Apache OpenOffice (AOO) Bugzilla – Issue 111579
Opening large html excel document from SAS
Last modified: 2023-01-04 22:15:50 UTC
I've got a big excel sheet coming from SAS that is an HTML with the xmlns:x="urn:schemas-microsoft-com:office:excel" schema. It contains around 26900 rows, but at around row 5600 it break and the rest of the rows are merged into a single cell. Is there a bug around?
Created attachment 69445 [details] the file that generate the problem
My MS EXCEL-Viewer will not open "dettaglio_rendiconti_dip_fittizio.xls" at all (without explaining what the problem might be), so I believe "opens with errors" is not such a bad result.

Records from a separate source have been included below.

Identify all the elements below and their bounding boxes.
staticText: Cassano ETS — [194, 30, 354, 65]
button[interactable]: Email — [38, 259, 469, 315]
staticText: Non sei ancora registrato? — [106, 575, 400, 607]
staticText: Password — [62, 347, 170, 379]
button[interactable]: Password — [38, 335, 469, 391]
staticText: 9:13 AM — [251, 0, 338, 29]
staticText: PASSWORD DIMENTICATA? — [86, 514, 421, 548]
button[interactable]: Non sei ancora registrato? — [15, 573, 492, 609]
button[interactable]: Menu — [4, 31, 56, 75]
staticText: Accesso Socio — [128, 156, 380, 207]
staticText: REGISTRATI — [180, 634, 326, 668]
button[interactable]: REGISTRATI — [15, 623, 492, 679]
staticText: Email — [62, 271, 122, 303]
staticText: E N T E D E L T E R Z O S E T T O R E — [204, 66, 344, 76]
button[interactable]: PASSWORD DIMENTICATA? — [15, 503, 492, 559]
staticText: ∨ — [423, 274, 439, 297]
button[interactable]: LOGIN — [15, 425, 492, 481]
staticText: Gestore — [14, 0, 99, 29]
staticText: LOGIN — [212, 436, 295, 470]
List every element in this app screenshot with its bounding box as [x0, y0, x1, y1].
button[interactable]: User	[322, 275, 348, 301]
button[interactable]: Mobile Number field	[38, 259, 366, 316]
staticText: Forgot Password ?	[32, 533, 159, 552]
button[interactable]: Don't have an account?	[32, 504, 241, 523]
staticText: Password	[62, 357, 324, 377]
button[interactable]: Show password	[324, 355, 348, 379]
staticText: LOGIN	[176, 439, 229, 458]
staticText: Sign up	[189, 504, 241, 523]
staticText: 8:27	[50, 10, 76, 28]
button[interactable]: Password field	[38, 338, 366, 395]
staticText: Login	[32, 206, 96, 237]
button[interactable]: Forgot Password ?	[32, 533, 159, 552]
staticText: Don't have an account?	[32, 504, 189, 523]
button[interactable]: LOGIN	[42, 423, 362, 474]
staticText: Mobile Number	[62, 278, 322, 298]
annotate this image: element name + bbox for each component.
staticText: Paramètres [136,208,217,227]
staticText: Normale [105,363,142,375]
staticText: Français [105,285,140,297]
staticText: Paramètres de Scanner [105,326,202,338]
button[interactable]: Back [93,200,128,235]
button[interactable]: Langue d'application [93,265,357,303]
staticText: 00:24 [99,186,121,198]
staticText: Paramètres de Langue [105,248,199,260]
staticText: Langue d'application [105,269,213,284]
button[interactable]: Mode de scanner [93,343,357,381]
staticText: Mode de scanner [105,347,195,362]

My "Ooo 3.1.1 WIN XP DE[OOO310m19 (Build 9420)]" hangs when I try to open sample document from explorer (or, may be, I only was to impatient). My Seamonkey 2.0.4 browser opens a renamed "dettaglio_rendiconti_dip_fittizio.html" without problems. "Ooo-Dev 3.2.1 multilingual version English UI WIN XP: [OOO320m16 (Build 9497)]" will open as a (html?) text document with file type "*", the document looks like renamed .html document in OOo and shows the reported error. Related to Issue 89332? @gioppo: Pls. explain SAS - Scandinavin Airlines? Société par Actions Simplifiée? ;-) In what OOo component did you see the document - really CALC or WRITER?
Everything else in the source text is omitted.